Creeping up, the sequencer begins to hit in, but this time beneath the major chord sequence. Its here we can imagine the gas clouds floating in the atmosphere of Jupiter as we travel out into the cosmos. The chords begin to evolve and a sense of calm takes over as we move in a tranquil space where Schulze’s music surrounds us. The slowly shifting tones allows us to drift deep into his atmospheres and means we have to step out of our own reality while the music is playing.

“Seth” is thirty-one-minute epic and one of Schulze’s magnum opuses. To shake us out of the trance-like atmosphere of the previous tracks, here Klaus assaults us with various electronic sounds and howling wind noises (is that his old beloved VCS3 at the start?). This gives way to some more meditative pads that bring the sound back down again. This could have easily been the soundtrack for the new Dune film; it fits perfectly with the sweeping vistas of sand on the planet Arrakis.

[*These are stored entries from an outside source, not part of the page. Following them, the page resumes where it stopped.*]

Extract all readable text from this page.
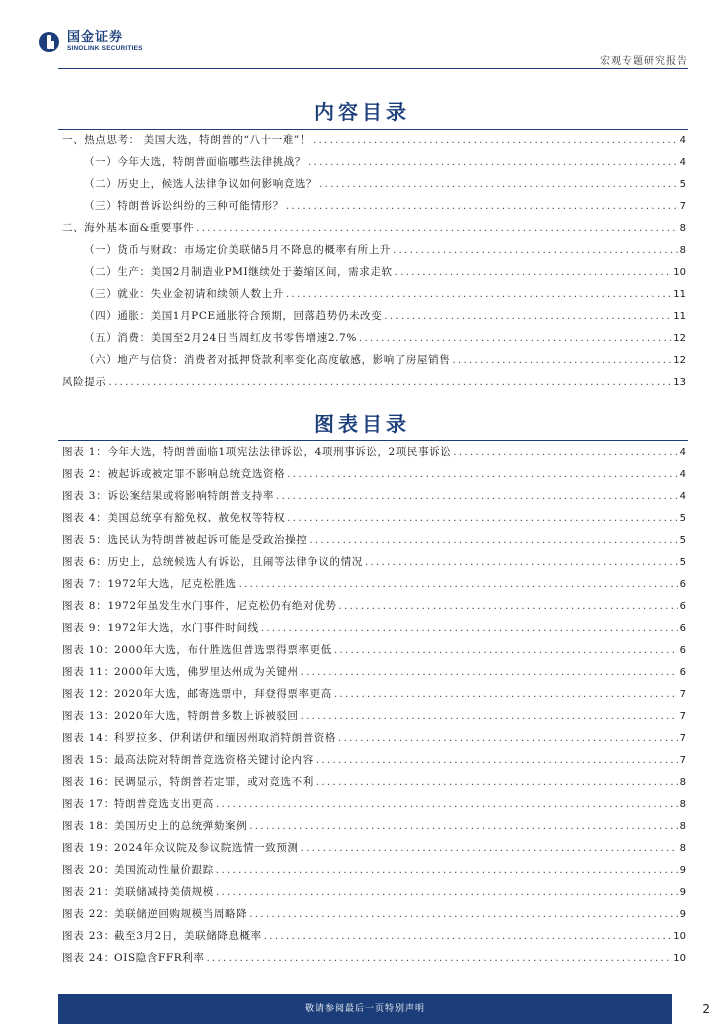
国金证券
SINOLINK SECURITIES
宏观专题研究报告
内容目录
一、热点思考： 美国大选，特朗普的“八十一难”！ .....	4
（一）今年大选，特朗普面临哪些法律挑战？ .....	4
（二）历史上，候选人法律争议如何影响竞选？ .....	5
（三）特朗普诉讼纠纷的三种可能情形？ .....	7
二、海外基本面&重要事件 .....	8
（一）货币与财政：市场定价美联储5月不降息的概率有所上升 .....	8
（二）生产：美国2月制造业PMI继续处于萎缩区间，需求走软 .....	10
（三）就业：失业金初请和续领人数上升 .....	11
（四）通胀：美国1月PCE通胀符合预期，回落趋势仍未改变 .....	11
（五）消费：美国至2月24日当周红皮书零售增速2.7% .....	12
（六）地产与信贷：消费者对抵押贷款利率变化高度敏感，影响了房屋销售 .....	12
风险提示 .....	13
图表目录
图表 1： 今年大选，特朗普面临1项宪法法律诉讼，4项刑事诉讼，2项民事诉讼 .....	4
图表 2： 被起诉或被定罪不影响总统竞选资格 .....	4
图表 3： 诉讼案结果或将影响特朗普支持率 .....	4
图表 4： 美国总统享有豁免权、赦免权等特权 .....	5
图表 5： 选民认为特朗普被起诉可能是受政治操控 .....	5
图表 6： 历史上，总统候选人有诉讼，且闹等法律争议的情况 .....	5
图表 7： 1972年大选，尼克松胜选 .....	6
图表 8： 1972年虽发生水门事件，尼克松仍有绝对优势 .....	6
图表 9： 1972年大选，水门事件时间线 .....	6
图表 10： 2000年大选，布什胜选但普选票得票率更低 .....	6
图表 11： 2000年大选，佛罗里达州成为关键州 .....	6
图表 12： 2020年大选，邮寄选票中，拜登得票率更高 .....	7
图表 13： 2020年大选，特朗普多数上诉被驳回 .....	7
图表 14： 科罗拉多、伊利诺伊和缅因州取消特朗普资格 .....	7
图表 15： 最高法院对特朗普竞选资格关键讨论内容 .....	7
图表 16： 民调显示，特朗普若定罪，或对竞选不利 .....	8
图表 17： 特朗普竞选支出更高 .....	8
图表 18： 美国历史上的总统弹劾案例 .....	8
图表 19： 2024年众议院及参议院选情一致预测 .....	8
图表 20： 美国流动性量价跟踪 .....	9
图表 21： 美联储减持美债规模 .....	9
图表 22： 美联储逆回购规模当周略降 .....	9
图表 23： 截至3月2日，美联储降息概率 .....	10
图表 24： OIS隐含FFR利率 .....	10
敬请参阅最后一页特别声明	2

A jaunty sequencer commences and the track moves into a different place; and suddenly we are in the world that most synthwave artists are trying to capture in their sound. When Wolfgang Tiepold’s cello comes in, it almost feel like a reference to Irrlict, although here the strings appear more traditionally classical-sounding, but they certainly take the track to another place altogether. When the percussive sounds hit in, you are in comforting Schulze’s territory and his nod to saying that rhythm was still important to him. An air of melancholy begins to creep into the piece, which makes it more poignant that this will be his last released recordings.




The last track on the album is the twenty-seven-minute “Der Hauch Des Lebens” and starts atmospherically in a very cold place, with synth sounds layered over each other to create a feeling of being at the edge of the solar system. The sound is very chillwave and is augmented by voice noises from Eva Maria Kagermann that makes it seem as if you are picking up radio waves while you hover over some vast world in the darker regions of space.

When the sequencer finally joins in, we are in more uplifting territory that still has a sense of sadness that only Schulze really seem to understands how to do. The album ends with some sweeping chords and jittering synths that seem to take us beyond the cosmos to infinity.

Deus Arrakis is a fitting final album for Schulze’s legacy: it is both new and vibrant and old school at the same time, and especially for those who loved his ’70s output, this album is made for you. I hope Klaus has managed to find Edgar Froese at his change of cosmic address and they are both talking over old times, how they changed to face of rock music and took us all on many different journeys in our mind.

RIP Klaus; thank you for all the wonderful music and for leaving us this final gift of an album.